Décadrages

Décadrage : notion constituée extérieurement et antérieurement au champ du cinéma, mais qui peut être relancée et rejouée par celui-ci. Notion susceptible d’être encore réinvestie en deçà (peinture, gravure, photo) ou au-delà (télévision, nouvelles images). Le décadrage est cette opération métaphorique qui met au jour des relations inédites en « décadrant » le point de vue.

Décadrages : autour du noyau qu’est le cinéma, matrice ou point de convergence de réflexions diverses, gravitent des conceptions élargies du terme, des pratiques esthétiques ou culturelles similaires, des outils théoriques qui permettent de le considérer à travers champs.
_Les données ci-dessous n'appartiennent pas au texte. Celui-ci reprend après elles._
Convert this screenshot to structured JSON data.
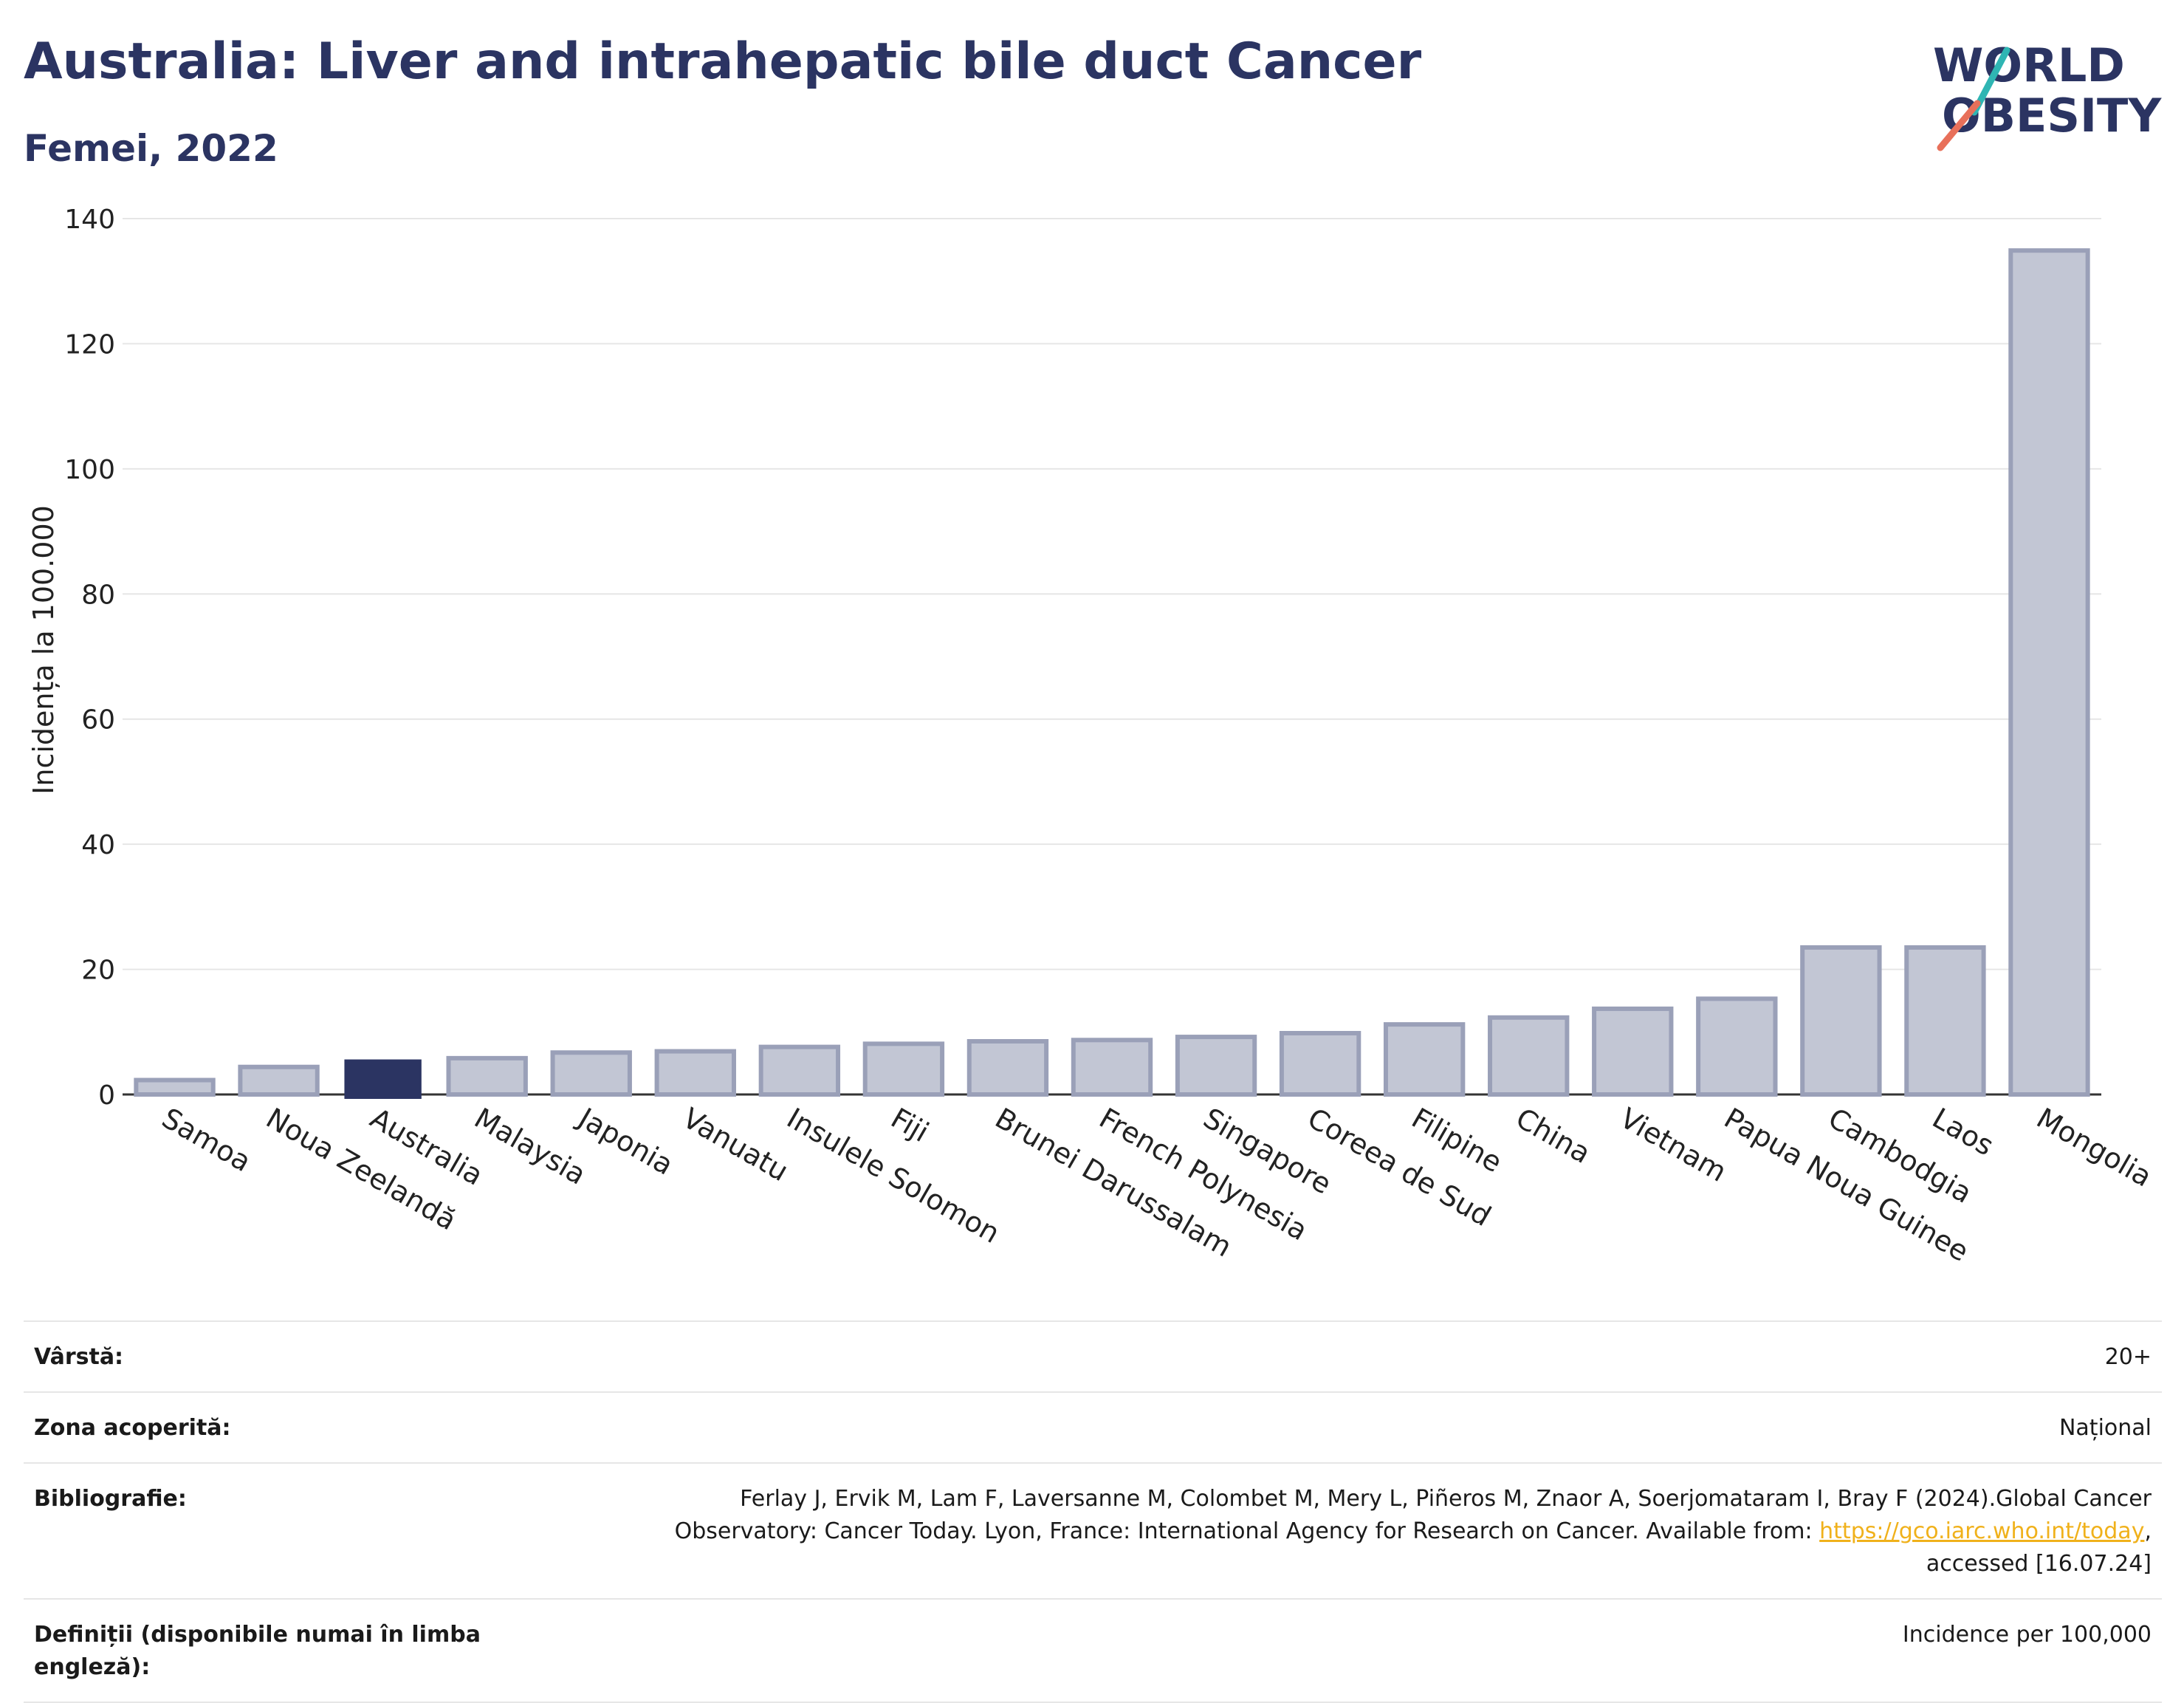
{
  "header": {
    "title": "Australia: Liver and intrahepatic bile duct Cancer",
    "subtitle": "Femei, 2022"
  },
  "logo": {
    "line1": "WORLD",
    "line2": "OBESITY",
    "accent_teal": "#2fb5b3",
    "accent_coral": "#e8705a",
    "text_color": "#2b3462"
  },
  "chart_data": {
    "type": "bar",
    "title": "Australia: Liver and intrahepatic bile duct Cancer",
    "subtitle": "Femei, 2022",
    "xlabel": "",
    "ylabel": "Incidența la 100.000",
    "ylim": [
      0,
      140
    ],
    "yticks": [
      0,
      20,
      40,
      60,
      80,
      100,
      120,
      140
    ],
    "grid": true,
    "highlight": "Australia",
    "colors": {
      "highlight": "#2b3462",
      "bar_fill": "#c2c6d4",
      "bar_stroke": "#9aa0b8"
    },
    "categories": [
      "Samoa",
      "Noua Zeelandă",
      "Australia",
      "Malaysia",
      "Japonia",
      "Vanuatu",
      "Insulele Solomon",
      "Fiji",
      "Brunei Darussalam",
      "French Polynesia",
      "Singapore",
      "Coreea de Sud",
      "Filipine",
      "China",
      "Vietnam",
      "Papua Noua Guinee",
      "Cambodgia",
      "Laos",
      "Mongolia"
    ],
    "values": [
      2.3,
      4.4,
      5.6,
      5.8,
      6.7,
      6.9,
      7.6,
      8.1,
      8.5,
      8.7,
      9.2,
      9.8,
      11.2,
      12.3,
      13.7,
      15.3,
      23.5,
      23.5,
      134.9
    ]
  },
  "info": {
    "rows": [
      {
        "label": "Vârstă:",
        "value": "20+"
      },
      {
        "label": "Zona acoperită:",
        "value": "Național"
      },
      {
        "label": "Bibliografie:",
        "value_before": "Ferlay J, Ervik M, Lam F, Laversanne M, Colombet M, Mery L, Piñeros M, Znaor A, Soerjomataram I, Bray F (2024).Global Cancer Observatory: Cancer Today. Lyon, France: International Agency for Research on Cancer. Available from: ",
        "link": "https://gco.iarc.who.int/today",
        "value_after": ", accessed [16.07.24]"
      },
      {
        "label": "Definiții (disponibile numai în limba engleză):",
        "value": "Incidence per 100,000"
      }
    ]
  }
}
Le pluriel renvoie à la multiplicité des angles d’attaque, à une diversité des écritures et des moyens d’expression qui est notamment manifeste dans ce numéro 1-2 à travers les gravures et le texte « Plans de chutes » de la partie « hors-cadre ».

Dossier : le hors-champ

La formule retenue pour l’organisation des numéros de Décadrages est celle du dossier, ce qui nous permettra aussi bien de partir du cinéma que de passer par lui pour envisager d’autres phénomènes (audiovisuels ou non). Pour ce premier numéro, nous avons opté pour une problématique large et ouverte, le « hors-champ », qui permet de décliner différentes acceptions du terme : technique, esthétique, métaphorique, etc. La complexité de cette notion souvent discutée dans les écrits sur le cinéma (dernièrement chez Louis Seguin dont nous commentons l’ouvrage et auquel nous donnons la parole) a induit un registre d’écriture dont le caractère théorique ne sera pas forcément aussi présent dans les dossiers à venir qui pourront porter sur un corpus de films, voire sur un seul film (ainsi de Fenêtre sur cour dans le numéro 3). Dans tous les cas, nous ne prétendrons pas dresser un état des lieux de l’objet retenu, mais nous servir de celui-ci comme d’un point de départ pour parcourir différents champs.

Rubrique cinéma suisse

Avec sa rubrique suisse, Décadrages a aussi pour but de donner une visibilité à des « événements » suisses, qu’il s’agisse de films considérés comme suisses (cf. « Ce jour-là : l’helvétisme de Ruiz ») ou de manifestations se déroulant en Suisse telles que festivals, rétrospectives, expositions, etc. En outre, notre implication institutionnelle et associative nous permet d’être à l’origine de certains de ces événements. Ainsi en a-t-il été de la programmation du Tom, Tom… de Jacobs au cinéma 102 de Grenoble, du projet Magellan dans le cadre du Festival Archipel 2003 et de l’invitation de Vincent Pluss à l’Université de Lausanne ; ainsi en sera-t-il en décembre 2003 de la projection de films de Werner Nekes co-organisée par le cinéma Spoutnik et l’École supérieure des Beaux-Arts de Genève. Quant au dossier Straub et Huillet, initié par une manifestation lausannoise, il se trouve être en phase avec une actualité à venir, la rétrospective que leur consacre la Biennale de l’Image en Mouvement (du 7 au 15 novembre 2003). Notre revue, on l’aura compris, entend par conséquent rendre compte d’événements locaux (rétrospective Dwan au festival de Locarno 2002, venue de Fitoussi au cinéma Spoutnik en février 2003, Prix du Cinéma Suisse 2003 attribué à Vincent Pluss au festival de Soleure) en faisant le point sur des questions relatives à divers aspects du cinéma en Suisse (production, réalisation, exploitation), sans pour autant négliger de porter un regard rétrospectif sur ce dernier (le documentariste Charles-Georges Duvanel), surtout lorsqu’il permet d’instaurer une actualité du passé, par exemple dans l’article « À nouveau du nouveau dans le cinéma suisse » où l’auteur s’interroge sur la nature des liens qui s’instaurent entre des productions récentes et les cinéastes du Groupe 5 dans les années 1970.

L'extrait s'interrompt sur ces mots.